I want to convert a XML to a CSV. That’s OK, but in some itens, I have extra fields or less fields than other itens.
A example of my feed is:
EDIT: The top of the XML is:
<rss xmlns:g="http://base.google.com/ns/1.0" version="2.0"> <channel> <item>
Item with less fields:
<item> <title> <![CDATA[ Resident Evil Revelations 2: Raid Mode: Throwback Map Pack ]]> </title> <link> https://www.nuuvem.com/item/resident-evil-revelations-2-raid-mode-throwback-map-pack </link> <description> <![CDATA[ Novas missões do modo raide! 4 mapas nostálgicos de locais icônicos, como o Queen Zenobia, do Resident Evil Revelations. 3 níveis de dificuldade oferecem um total de 12 novas missões. ]]> </description> <g:availability>out of stock</g:availability> <g:price currency="BRL">9.99</g:price> <g:image_link> http://dskhvldhwok3h.cloudfront.net/image/upload/t_boxshot_big/v1/products/5584854f69702d7235000025/boxshots/j6qaxbrhowfkijd5zdg8.jpg </g:image_link> <g:product_type> <![CDATA[ Action ]]> </g:product_type> <g:google_product_category>Software > Video Game Software > Computer Games</g:google_product_category> <g:condition>new</g:condition> <g:identifier_exists>FALSE</g:identifier_exists> <g:id>11985</g:id> </item>
Item with most common fields:
<item> <title> <![CDATA[ Tom Clancys Rainbow Six - SIEGE: Gemstone Bundle ]]> </title> <link> https://www.nuuvem.com/bundle/tom-clancy-s-rainbow-six-siege-gemstone-bundle </link> <description> <![CDATA[ ]]> </description> <g:availability>in stock</g:availability> <g:price currency="BRL">38.99</g:price> <g:image_link> http://dskhvldhwok3h.cloudfront.net/image/upload/t_boxshot_big/v1/products/573ded74f372803be9006b35/boxshots/l8ypqwhq48jzbxogypeh.jpg </g:image_link> <g:product_type> <![CDATA[ Bundle ]]> </g:product_type> <g:google_product_category>Software > Video Game Software > Computer Games</g:google_product_category> <g:condition>new</g:condition> <g:identifier_exists>FALSE</g:identifier_exists> <g:id>12705</g:id> </item>
Item with more fields:
<item> <title> <![CDATA[ Far Cry 4 - Gold Edition ]]> </title> <link>https://www.nuuvem.com/item/far-cry-4-gold-edition</link> <description> <![CDATA[ You are a gun for hire, trapped in a war-torn African state, stricken with malaria and forced to make deals with corrupt warlords on both sides of the conflict in order to make this country your home. You must identify and exploit your enemies' weaknesses, neutralizing their superior numbers and firepower. ]]> </description> <g:availability>in stock</g:availability> <g:price currency="BRL">129.99</g:price> <g:sale_price currency="BRL">64.99</g:sale_price> <g:sale_price_effective_date> 2017-01-26T02:00:00+00:00/2017-01-31T01:59:00+00:00 </g:sale_price_effective_date> <g:image_link> http://dskhvldhwok3h.cloudfront.net/image/upload/t_boxshot_big/v1/products/557dbc5369702d0a9c57e600/boxshots/ld6c69odlluoerzmwyga.jpg </g:image_link> <g:product_type> <![CDATA[ Action ]]> </g:product_type> <g:google_product_category>Software > Video Game Software > Computer Games</g:google_product_category> <g:condition>new</g:condition> <g:identifier_exists>FALSE</g:identifier_exists> <g:id>2246</g:id> </item>
I’m using a script to do the conversion, it works, but it gets wrong when the item have more or less fields than the most common type of item.

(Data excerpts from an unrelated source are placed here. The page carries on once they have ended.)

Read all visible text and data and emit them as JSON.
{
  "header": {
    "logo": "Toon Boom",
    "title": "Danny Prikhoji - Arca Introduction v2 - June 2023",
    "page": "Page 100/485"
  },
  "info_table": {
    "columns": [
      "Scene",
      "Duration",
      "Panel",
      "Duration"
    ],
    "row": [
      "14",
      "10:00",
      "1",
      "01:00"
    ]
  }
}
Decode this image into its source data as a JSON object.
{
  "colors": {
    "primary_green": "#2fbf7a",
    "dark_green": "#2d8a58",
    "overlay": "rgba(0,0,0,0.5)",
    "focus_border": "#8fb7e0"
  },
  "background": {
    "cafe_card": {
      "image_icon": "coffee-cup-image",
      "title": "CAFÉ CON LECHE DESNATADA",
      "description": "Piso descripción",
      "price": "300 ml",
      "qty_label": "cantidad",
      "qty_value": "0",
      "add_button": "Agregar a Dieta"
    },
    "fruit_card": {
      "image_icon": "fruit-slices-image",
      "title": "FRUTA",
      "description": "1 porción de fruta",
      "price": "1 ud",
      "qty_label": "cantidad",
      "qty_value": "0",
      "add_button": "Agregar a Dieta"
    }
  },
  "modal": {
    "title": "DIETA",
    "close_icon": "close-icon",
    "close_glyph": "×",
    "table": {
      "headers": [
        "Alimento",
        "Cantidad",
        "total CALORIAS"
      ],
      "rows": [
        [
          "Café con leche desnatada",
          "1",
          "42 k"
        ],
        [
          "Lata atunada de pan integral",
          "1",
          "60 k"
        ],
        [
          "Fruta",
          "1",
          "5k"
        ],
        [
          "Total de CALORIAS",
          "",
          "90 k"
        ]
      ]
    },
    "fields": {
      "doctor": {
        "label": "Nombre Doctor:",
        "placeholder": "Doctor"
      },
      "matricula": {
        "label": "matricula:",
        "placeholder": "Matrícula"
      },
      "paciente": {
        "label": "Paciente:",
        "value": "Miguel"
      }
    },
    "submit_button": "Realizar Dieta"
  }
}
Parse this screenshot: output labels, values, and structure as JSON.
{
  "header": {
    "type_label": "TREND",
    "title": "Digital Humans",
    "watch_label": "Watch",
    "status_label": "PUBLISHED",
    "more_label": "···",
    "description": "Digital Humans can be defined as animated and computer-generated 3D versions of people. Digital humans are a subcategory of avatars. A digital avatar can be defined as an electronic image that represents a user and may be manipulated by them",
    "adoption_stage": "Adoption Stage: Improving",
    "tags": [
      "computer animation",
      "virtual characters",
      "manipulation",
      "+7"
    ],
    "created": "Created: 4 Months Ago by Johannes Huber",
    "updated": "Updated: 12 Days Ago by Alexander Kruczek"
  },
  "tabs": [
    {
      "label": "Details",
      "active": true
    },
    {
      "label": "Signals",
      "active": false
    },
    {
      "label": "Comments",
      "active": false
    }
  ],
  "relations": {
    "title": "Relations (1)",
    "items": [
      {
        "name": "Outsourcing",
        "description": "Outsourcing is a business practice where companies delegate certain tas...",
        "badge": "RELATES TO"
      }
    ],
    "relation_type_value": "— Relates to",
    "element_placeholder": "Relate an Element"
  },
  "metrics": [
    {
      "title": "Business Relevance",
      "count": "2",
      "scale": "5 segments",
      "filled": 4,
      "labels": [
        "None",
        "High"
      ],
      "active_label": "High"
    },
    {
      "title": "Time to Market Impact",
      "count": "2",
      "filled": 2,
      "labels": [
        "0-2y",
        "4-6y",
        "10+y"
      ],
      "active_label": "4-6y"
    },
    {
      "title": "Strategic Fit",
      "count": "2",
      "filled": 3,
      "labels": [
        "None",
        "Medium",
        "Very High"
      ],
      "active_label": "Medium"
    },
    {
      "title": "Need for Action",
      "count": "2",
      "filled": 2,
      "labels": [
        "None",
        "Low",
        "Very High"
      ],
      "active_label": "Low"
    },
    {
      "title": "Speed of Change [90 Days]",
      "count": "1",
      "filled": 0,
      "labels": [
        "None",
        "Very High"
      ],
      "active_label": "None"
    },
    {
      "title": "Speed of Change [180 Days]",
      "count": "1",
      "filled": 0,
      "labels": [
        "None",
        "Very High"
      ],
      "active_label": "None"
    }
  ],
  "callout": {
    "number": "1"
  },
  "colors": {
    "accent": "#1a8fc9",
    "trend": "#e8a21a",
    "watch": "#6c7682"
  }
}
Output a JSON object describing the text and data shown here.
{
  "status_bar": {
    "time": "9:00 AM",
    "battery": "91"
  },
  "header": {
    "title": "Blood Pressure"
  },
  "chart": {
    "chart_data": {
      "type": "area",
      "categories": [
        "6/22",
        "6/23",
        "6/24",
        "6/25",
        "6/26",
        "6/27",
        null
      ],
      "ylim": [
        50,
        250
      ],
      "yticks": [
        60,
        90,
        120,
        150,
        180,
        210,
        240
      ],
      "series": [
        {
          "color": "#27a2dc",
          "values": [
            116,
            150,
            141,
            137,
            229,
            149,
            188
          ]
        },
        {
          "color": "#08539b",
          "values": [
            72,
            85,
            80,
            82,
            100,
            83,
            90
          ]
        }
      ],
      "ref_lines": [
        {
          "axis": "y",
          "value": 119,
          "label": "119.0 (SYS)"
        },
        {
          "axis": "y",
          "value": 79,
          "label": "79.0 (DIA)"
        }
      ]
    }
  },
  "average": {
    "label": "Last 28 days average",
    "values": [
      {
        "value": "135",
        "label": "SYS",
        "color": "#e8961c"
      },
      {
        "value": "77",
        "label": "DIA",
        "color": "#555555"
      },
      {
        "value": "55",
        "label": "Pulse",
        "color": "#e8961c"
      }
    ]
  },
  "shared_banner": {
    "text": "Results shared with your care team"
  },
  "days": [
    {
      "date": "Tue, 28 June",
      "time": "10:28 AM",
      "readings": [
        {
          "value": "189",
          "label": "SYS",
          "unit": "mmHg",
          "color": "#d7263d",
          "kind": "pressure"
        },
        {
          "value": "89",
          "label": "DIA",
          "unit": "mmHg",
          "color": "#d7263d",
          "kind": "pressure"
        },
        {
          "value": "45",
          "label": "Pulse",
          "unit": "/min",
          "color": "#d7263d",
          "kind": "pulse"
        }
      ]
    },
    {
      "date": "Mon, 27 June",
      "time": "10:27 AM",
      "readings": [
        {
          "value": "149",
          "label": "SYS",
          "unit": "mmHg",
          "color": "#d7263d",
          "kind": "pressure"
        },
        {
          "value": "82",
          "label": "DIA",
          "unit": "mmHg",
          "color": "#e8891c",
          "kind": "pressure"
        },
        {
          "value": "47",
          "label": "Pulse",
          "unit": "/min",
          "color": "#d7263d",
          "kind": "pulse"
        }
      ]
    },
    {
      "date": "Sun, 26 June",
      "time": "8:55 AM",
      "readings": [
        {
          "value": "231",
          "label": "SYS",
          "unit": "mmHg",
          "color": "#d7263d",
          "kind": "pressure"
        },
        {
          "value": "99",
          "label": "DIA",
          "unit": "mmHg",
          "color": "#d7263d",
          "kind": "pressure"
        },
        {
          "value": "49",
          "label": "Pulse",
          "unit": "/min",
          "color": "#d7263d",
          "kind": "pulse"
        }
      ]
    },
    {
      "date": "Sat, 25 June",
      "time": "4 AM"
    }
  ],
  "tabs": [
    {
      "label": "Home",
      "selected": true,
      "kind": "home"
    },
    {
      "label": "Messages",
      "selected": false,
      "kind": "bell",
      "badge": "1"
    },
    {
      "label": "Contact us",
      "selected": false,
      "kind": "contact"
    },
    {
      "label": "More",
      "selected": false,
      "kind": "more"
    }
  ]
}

$filexml='file.xml'; if (file_exists($filexml)) { $xml = simplexml_load_file($filexml); $i = 1; // Position counter $values = []; // PHP array // Writing column headers $columns = array('title', 'link', 'description', 'availability', 'price', 'image_link', 'product_type', 'google_product_category', 'condition', 'identifier_exists', 'id'); $fs = fopen('nuuvem-merchant.csv', 'w'); fputcsv($fs, $columns); fclose($fs); // Iterate through each <item> node $node = $xml->xpath('//item'); foreach ($node as $n) { // Iterate through each child of <item> node $child = $xml->xpath('//item['.$i.']/*'); foreach ($child as $value) { $values[] = $value; } // Write to CSV files (appending to column headers) $fs = fopen('nuuvem-merchant.csv', 'a'); fputcsv($fs, $values); fclose($fs); $values = []; // Clean out array for next <item> (i.e., row) $i++; // Move to next <item> (i.e., node position) } }
With this script, I get always a sequential order of the fields of each item. Because of that, the data doesn’t match the header of the column many times, and some items with more fields don’t have header because of it.
Sorry, I’m not a PHP developer, and it is hard to me to solve this. I tried to search here, but didn’t find a problem like mine.
Thanks
Advertisement
Answer
Simply iterate off the columns
array you use for the CSV headers where you pass column name into the XPath
expression not all item’s children with /*
. To select the first item of returned XPath array the [0]
index is used and to remove whitespace, trim()
is used.
Also, you will need to register the namespace prefix g
to access those elements (hence why namespaces are important to always include in posted XML snippets):
$filexml = 'GoogleProductFeed.xml'; $xml = simplexml_load_file($filexml); $xml->registerXPathNamespace('g', 'http://base.google.com/ns/1.0'); if (file_exists($filexml)) { $xml = simplexml_load_file($filexml); $i = 1; // Position counter $values = []; // PHP array // Writing column headers $columns = array('title', 'link', 'description', 'g:availability', 'g:price', 'g:image_link', 'g:product_type', 'g:google_product_category', 'g:condition', 'g:identifier_exists', 'g:id'); $fs = fopen('GoogleProductFeed.csv', 'w'); fputcsv($fs, $columns); fclose($fs); // Iterate through each <item> node $node = $xml->xpath('//item'); foreach ($node as $n) { // Iterate through each child of <item> node foreach ($columns as $col) { if (count($xml->xpath('//item['.$i.']/'.$col)) > 0) { $values[] = trim($xml->xpath('//item['.$i.']/'.$col)[0]); } else { $values[] = ''; } } // Write to CSV files (appending to column headers) $fs = fopen('GoogleProductFeed.csv', 'a'); fputcsv($fs, $values); fclose($fs); $values = []; // Clean out array for next <item> (i.e., row) $i++; // Move to next <item> (i.e., node position) } }
Do note column headers will have the g:
prefix for those applicable columns. Maybe use two nearly same arrays one for headers and other for XPath calls.